前FRB議長が振り返る18年
グリーンスパンが米連邦準備制度理事会(FRB)議長を務めた87年8月から06年1月までの18年強は、アメリカ経済が70年代以降の長期停滞を脱し復活を遂げた時期でもある。ブラックマンデーをはじめ、東西ドイツの壁の崩壊、9・11テロなど、さまざまな危機に見舞われながらも「波乱の時代」を乗り切った背景には、FRBの巧みな市場操作よりも、アメリカ経済の回復力に対するグリーンスパンの信頼があった。
グリーンスパンによれば、アメリカ的な市場資本主義を活かすためにFRBが果たすべき役割は物価安定に尽きる。これに対し選挙区への配慮から雇用を優先する議会は、足元の景気後退を招く金利引き上げには常に抵抗してきた。こうした抵抗がグリーンスパンの在任中にほとんど見られなかったのは、グローバル化に伴う競争市場への膨大な労働力参入によって「ディスインフレ圧力が生まれ」、「『ブレーキに軽くふれる』だけで」インフレを抑制できたからだ。

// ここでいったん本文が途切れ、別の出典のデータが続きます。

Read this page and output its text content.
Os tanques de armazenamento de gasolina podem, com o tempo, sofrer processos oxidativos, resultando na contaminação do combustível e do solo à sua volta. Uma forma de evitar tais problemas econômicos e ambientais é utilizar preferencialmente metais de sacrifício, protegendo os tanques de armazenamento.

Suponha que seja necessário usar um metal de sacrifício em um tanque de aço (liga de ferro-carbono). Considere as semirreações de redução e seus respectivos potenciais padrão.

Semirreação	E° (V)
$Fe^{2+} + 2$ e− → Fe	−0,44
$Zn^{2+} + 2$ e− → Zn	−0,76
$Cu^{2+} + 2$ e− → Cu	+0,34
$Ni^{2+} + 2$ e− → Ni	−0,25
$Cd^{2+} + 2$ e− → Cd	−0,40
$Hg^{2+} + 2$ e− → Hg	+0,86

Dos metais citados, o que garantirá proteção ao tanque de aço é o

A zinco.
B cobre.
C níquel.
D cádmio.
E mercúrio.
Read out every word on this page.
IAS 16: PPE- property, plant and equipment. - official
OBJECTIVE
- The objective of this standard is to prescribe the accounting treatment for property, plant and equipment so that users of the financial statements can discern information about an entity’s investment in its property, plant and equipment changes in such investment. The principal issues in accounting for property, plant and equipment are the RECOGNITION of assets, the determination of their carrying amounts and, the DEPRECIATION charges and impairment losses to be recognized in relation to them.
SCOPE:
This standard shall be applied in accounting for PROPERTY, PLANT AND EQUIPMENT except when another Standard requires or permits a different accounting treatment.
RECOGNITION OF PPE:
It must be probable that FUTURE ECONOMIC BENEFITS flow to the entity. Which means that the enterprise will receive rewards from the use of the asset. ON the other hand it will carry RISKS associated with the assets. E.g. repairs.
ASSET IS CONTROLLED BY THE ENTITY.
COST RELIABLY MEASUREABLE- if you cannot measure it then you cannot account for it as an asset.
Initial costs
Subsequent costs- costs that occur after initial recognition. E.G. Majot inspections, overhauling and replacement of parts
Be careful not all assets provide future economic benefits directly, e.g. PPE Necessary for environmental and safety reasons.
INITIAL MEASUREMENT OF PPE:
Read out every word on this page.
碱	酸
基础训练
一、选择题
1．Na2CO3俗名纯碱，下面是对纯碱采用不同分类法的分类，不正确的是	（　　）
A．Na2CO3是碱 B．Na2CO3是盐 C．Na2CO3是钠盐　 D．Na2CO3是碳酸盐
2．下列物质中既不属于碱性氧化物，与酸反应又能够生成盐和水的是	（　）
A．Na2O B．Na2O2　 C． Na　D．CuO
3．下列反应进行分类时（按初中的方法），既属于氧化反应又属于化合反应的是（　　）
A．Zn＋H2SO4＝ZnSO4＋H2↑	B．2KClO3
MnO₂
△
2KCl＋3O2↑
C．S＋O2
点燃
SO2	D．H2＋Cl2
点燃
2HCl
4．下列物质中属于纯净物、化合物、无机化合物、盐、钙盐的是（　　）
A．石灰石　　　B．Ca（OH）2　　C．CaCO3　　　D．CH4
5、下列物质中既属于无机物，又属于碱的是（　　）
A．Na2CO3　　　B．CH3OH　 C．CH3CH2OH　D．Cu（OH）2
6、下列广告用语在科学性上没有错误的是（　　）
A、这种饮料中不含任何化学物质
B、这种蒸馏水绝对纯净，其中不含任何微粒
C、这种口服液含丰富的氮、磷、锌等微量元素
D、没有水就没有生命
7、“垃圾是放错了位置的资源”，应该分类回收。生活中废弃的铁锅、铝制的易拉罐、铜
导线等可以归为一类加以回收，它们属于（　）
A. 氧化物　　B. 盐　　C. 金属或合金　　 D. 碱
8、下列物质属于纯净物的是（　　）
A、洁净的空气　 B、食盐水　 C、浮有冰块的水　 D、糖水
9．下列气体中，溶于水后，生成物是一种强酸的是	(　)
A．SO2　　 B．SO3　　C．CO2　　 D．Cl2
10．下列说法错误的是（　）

しかし、幸運はいつまでも続かない。その兆候は「中国からの輸入価格」上昇に現れており、労働力の参入が一段落して「ディスインフレ圧力が緩和すれば、アメリカ国内の物価上昇率と賃金上昇率が上向く」恐れがあるとグリーンスパンはいう。そうなれば物価安定をめざすFRBと議会の利害は対立し、議会の抵抗にFRBが屈するとアメリカ経済はスタグフレーションに陥ってしまうとグリーンスパンは懸念を示すのだ。
本書の邦訳を機に18年強に及ぶグリーンスパンの舵取りを高く評価する声も多いが、評者には少なからず異論がある。それは、昨年来のサブプライム(低所得者向け住宅ローン)問題の主因である住宅バブルの引き金をひいたのも、また、根拠なき熱狂ではないかと警告しながら株価の高騰を放置してきたのもグリーンスパン時代のFRBだからだ。本書はグリーンスパンの素顔と考えを知る回顧録としては価値ある一冊だ。しかし、その政策と分析を評価するには改めて第三者の判断と歴史の審判が必要である。